Cray XC30 supercomputers are a hot commodity right now. Metaphorically-speaking, that is, as these leadership-class supercomputers are a far cry from so-called commodity servers. The latest research center to install the top-of-the-line Cray system is the Finnish Supercomputing Center, CSC.
The machine, affectionately called Sisu (which is roughly translated into English as resilience, tenacity or determination) opened for production on March 18, 2013, following three months of intensive system testing. The system was inaugurated on April 25, in Kajaani, Finland, with leading European HPC representatives in attendance.
As reported by CSC — IT Center for Science Ltd., Finland’s national high performance computing (HPC) facility, the next-generation Cray XC30 supercomputer provides cost-effective supercomputing capacity for the needs of science and research across Finland. Sisu will bring a new level of computational power for researchers engaged in many important science endeavors, from nanotechnology to fusion energy, climate analysis and more.
While there are other Cray XC30 systems underway in Europe, Siso is the first to hit production status. Now in its first phase, Sisu occupies four cabinets with a total of 1,472 Intel Xeon E5-2670 CPUs (2.6 GHz), each containing 8 cores. Altogether, these 11,776 cores produce 244 teraflops peak computing performance. Each node has 2 GB of memory per computing core for a total of 32 GB per node, interconnected by the high-speed Aries interconnect.
A second phase is scheduled for mid-2014. Once complete, the supercomputer is on track to reach petascale levels, with approximately 40,000 cores generating 1.7 petaflops peak computational power.
Sisu is intended for massively parallel computing jobs that require a lot of high performance computing power.
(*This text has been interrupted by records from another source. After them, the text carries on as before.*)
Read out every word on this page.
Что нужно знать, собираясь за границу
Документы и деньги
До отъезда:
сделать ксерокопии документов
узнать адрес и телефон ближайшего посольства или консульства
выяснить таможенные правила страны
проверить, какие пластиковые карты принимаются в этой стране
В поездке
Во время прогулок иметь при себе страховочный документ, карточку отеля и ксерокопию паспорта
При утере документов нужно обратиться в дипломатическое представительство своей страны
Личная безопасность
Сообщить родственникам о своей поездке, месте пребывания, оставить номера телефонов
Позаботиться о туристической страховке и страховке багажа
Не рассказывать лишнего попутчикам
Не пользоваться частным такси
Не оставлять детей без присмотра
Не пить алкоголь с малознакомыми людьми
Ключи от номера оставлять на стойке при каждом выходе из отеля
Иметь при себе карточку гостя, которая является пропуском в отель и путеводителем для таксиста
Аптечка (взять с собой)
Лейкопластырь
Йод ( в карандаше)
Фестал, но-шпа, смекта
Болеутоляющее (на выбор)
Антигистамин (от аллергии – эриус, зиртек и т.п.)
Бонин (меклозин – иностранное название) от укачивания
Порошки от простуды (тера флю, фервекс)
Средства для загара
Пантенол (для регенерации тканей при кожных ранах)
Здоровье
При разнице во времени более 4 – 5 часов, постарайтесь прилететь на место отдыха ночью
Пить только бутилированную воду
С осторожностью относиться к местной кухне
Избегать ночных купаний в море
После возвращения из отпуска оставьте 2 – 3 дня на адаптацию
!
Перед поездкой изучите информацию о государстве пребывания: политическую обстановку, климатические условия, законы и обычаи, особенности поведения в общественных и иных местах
Parallel jobs will run on a minimum of 64 cores all the way up to 4,096 computing cores. Larger jobs are also in the works for so-called Grand Challenge applications as long as potential benefit justifies the massive computational demands.
“As a part of Datacenter CSC Kajaani the new supercomputer supports Ministry’s goal of Finland being in the vanguard of knowledge by the year 2020. The Finnish researchers will have access to a state-of-the-art research infrastructure that will also support the internationalisation of research,” reported Director Riitta Maijala, Department of Higher Education and Science Policy, from the Finnish Ministry of Education and Culture, in the official announcement.
“Today’s inauguration of the new Cray XC30 supercomputer Sisu is an exciting moment for Intel and more importantly, the Finnish and European research community, which will be able to take advantage of the computational resources of the Cray supercomputer powered by Intel’s processors,” commented Jörgen Forsberg, Nordic Enterprise Sales Director, Intel. “We are proud to celebrate the inauguration of one of the first Cray XC30 supercomputers with Intel Inside in production use in Europe, and look forward to the breakthrough innovations and discoveries researchers can achieve with Sisu.”